If you instead want to render your own dataset or a newly created subset change the localStars variable to point to the path to the data folder. It is preferably to store the stars on a SSD if possible. Then point the File variable (in RenderableGaiaStars) to either the single file or the folder with the dataset.

The FileReaderOption defines in what format the dataset will be read. It can be either Speck, Fits, BinaryRaw, BinaryOctree or StreamOctree. If streaming is defined then File MUST point to a dataset folder, otherwise it MUST point to a single file. Speck and Fits will read an unprocessed raw file while BinaryRaw will read the processed output from either ReadSpeckTask or a ReadFitsTask. All three will construct the octree on startup and will thus be slower than the others. Reading a binary file is also faster that reading a raw Speck or Fits file!

BinaryOctree on the other hand reads the single file output from the ConstructOctreeTask while StreamOctree make use of the multi-file output of the same task.

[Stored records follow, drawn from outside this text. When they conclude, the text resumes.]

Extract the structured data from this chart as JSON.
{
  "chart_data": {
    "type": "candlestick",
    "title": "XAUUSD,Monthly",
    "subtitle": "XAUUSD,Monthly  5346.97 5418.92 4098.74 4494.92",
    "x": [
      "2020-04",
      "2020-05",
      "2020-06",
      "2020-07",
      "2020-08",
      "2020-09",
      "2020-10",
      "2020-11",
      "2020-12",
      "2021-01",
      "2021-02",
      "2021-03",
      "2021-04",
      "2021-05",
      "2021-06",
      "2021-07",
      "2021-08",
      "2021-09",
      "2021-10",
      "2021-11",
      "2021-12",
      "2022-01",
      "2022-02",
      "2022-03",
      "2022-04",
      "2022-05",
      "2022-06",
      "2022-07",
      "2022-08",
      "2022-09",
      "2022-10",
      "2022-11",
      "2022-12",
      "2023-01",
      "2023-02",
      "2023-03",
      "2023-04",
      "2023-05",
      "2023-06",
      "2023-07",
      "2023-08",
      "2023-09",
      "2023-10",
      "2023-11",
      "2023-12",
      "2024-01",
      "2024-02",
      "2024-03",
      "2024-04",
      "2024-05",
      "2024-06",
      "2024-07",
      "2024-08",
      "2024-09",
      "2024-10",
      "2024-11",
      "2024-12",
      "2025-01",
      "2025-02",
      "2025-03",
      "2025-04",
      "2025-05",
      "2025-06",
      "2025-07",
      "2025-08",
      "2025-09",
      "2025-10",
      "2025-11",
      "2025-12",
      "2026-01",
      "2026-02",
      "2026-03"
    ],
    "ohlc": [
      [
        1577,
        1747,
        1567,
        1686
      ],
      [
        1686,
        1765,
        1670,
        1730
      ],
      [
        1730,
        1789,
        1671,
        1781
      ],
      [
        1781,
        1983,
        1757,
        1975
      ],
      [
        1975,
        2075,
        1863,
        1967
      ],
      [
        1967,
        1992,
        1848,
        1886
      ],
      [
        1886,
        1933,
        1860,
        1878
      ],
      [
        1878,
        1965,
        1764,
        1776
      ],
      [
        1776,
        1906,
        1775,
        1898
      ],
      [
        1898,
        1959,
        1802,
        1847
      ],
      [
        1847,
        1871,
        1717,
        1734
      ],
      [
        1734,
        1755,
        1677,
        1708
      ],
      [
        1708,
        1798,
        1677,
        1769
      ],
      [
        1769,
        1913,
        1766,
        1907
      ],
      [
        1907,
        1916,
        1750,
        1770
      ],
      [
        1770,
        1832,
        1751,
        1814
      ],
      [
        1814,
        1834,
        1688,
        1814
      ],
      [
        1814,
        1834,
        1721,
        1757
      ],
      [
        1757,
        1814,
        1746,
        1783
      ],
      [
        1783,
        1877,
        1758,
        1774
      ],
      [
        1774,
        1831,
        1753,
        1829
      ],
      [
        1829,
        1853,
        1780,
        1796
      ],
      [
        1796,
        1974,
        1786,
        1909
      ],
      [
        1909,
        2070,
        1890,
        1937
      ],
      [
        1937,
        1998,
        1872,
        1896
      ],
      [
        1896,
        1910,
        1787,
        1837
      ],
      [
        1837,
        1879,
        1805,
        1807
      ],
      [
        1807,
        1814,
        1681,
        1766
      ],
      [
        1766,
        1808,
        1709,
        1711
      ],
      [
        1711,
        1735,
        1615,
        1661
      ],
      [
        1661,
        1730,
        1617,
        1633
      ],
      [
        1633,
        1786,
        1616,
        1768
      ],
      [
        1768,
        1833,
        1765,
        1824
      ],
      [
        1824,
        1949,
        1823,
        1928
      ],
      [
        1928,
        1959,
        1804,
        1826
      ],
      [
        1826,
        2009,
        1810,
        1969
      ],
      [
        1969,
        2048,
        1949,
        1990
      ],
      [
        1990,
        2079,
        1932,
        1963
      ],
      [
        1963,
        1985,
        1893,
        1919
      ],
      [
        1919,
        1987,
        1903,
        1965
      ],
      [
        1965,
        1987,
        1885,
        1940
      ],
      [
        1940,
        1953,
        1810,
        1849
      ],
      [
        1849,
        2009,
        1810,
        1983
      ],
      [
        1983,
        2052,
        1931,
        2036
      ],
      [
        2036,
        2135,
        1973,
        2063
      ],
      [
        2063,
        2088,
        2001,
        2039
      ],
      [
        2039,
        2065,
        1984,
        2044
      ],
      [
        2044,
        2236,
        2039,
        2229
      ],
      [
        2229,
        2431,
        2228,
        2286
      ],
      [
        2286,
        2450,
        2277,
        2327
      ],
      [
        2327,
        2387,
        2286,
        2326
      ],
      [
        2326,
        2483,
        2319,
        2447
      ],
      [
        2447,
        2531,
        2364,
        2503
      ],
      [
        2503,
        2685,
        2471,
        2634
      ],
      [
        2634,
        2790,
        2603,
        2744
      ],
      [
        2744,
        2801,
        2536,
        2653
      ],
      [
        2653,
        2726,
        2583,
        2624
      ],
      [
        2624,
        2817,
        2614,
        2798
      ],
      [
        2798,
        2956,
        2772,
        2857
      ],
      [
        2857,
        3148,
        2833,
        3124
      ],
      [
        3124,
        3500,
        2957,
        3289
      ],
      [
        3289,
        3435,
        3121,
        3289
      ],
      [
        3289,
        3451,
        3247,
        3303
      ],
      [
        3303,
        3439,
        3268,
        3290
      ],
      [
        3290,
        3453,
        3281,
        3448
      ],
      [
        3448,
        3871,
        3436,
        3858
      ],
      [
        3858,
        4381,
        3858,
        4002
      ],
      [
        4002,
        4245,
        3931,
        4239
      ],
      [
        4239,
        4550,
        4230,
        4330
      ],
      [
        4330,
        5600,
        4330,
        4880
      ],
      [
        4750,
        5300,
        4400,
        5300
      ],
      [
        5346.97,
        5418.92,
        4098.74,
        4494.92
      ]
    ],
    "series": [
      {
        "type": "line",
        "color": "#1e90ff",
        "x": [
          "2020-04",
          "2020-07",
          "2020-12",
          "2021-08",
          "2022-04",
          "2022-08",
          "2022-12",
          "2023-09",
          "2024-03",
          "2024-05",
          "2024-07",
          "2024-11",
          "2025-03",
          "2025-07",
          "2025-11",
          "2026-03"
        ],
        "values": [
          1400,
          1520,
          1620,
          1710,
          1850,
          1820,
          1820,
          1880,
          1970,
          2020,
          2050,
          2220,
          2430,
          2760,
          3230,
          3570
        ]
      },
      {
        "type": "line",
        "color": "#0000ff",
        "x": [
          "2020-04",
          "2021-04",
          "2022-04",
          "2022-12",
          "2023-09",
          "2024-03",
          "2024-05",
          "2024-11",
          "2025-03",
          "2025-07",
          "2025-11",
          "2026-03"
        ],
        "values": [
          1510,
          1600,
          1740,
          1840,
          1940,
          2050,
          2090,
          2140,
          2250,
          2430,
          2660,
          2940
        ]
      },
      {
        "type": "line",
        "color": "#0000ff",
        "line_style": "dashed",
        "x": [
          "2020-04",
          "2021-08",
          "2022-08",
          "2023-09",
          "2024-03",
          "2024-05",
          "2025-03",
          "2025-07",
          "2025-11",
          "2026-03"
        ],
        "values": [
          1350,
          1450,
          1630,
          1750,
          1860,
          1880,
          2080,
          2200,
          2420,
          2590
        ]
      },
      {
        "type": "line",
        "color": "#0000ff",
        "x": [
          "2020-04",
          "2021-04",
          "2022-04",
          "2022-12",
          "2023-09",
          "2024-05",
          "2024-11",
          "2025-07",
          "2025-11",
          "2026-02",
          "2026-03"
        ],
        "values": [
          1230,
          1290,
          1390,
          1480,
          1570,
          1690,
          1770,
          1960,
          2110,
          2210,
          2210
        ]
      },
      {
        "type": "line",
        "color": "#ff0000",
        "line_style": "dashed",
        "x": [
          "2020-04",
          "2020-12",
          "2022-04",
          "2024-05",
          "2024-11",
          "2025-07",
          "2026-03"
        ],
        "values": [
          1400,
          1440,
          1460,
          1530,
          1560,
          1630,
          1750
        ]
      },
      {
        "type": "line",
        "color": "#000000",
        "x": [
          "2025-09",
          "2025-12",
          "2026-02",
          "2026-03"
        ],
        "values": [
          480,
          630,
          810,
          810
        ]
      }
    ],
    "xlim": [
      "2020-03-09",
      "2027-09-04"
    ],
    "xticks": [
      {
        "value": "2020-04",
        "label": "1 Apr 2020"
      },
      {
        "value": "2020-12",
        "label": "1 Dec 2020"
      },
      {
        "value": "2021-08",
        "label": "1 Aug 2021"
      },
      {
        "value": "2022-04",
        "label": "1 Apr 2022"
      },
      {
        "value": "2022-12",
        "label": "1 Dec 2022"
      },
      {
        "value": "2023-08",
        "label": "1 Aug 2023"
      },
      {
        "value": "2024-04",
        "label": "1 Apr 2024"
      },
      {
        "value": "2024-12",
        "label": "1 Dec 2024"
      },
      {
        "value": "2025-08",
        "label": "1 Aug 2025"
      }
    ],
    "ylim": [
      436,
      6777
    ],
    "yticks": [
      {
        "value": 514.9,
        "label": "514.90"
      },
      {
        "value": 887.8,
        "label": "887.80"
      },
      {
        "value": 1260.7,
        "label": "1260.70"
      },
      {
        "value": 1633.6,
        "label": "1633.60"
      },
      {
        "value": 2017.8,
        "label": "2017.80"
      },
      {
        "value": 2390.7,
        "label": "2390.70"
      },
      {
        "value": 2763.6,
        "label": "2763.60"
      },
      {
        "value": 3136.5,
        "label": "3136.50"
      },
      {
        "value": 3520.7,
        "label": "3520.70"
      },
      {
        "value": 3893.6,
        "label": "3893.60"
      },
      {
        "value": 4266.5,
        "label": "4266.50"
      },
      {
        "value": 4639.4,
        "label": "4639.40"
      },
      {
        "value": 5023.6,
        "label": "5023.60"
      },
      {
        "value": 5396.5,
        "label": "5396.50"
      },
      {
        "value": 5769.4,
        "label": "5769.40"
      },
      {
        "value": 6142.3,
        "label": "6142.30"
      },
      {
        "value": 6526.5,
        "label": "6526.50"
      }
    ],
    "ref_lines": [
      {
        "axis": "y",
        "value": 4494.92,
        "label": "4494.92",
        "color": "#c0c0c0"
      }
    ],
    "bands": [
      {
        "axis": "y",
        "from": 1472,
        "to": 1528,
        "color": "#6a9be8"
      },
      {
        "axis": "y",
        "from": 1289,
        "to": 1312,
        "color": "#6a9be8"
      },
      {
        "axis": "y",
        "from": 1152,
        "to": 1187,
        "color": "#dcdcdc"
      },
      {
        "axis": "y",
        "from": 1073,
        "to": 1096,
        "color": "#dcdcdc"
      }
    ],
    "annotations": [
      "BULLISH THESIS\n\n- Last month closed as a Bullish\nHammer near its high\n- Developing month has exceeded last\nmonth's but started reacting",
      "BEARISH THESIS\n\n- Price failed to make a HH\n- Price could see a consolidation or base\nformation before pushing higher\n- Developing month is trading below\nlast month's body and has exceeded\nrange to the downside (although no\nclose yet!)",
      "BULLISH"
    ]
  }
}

Most of the other values are optional and can be switched from the default values during runtime. For a full documentation please see OpenSpace/documentation/Documentation.html#gaiamission_renderablegaiastars.

However, other properties that might be of interest on startup (apart from Type, File and FileReaderOption) are:

  • PsfTexture

Sets the point spread texture used when rendering billboards. Not optional.

  • ColorTexture

Colormap used as lookup table for the color of the stars. Not optional.

  • AdditionalNodes

Defines how many nodes around the camera that should be fetched when streaming from disk. The first value defines how many upper layers of parents that should be found around the camera and the second value defines how many layers of descendants that will be fetched from the found parents. Higher values will decrease performance. A recommended start would be "{3.0, 2.0}".

  • MaxCpuMemoryPercent

Defines the max percentage of the existing RAM budget that will be used for storing star data. This cannot be changed during runtime.

  • MaxGpuMemoryPercent

Defines the max percentage of the dedicated GPU memory that will be used for streaming data. This can be changed during runtime. If the screen goes black and the performance drops to below 5 fps then it could be that you are trying to reserve too much memory on the GPU, try to decrease this value! A resulting value of < 4 GB should work fine for most GPUs.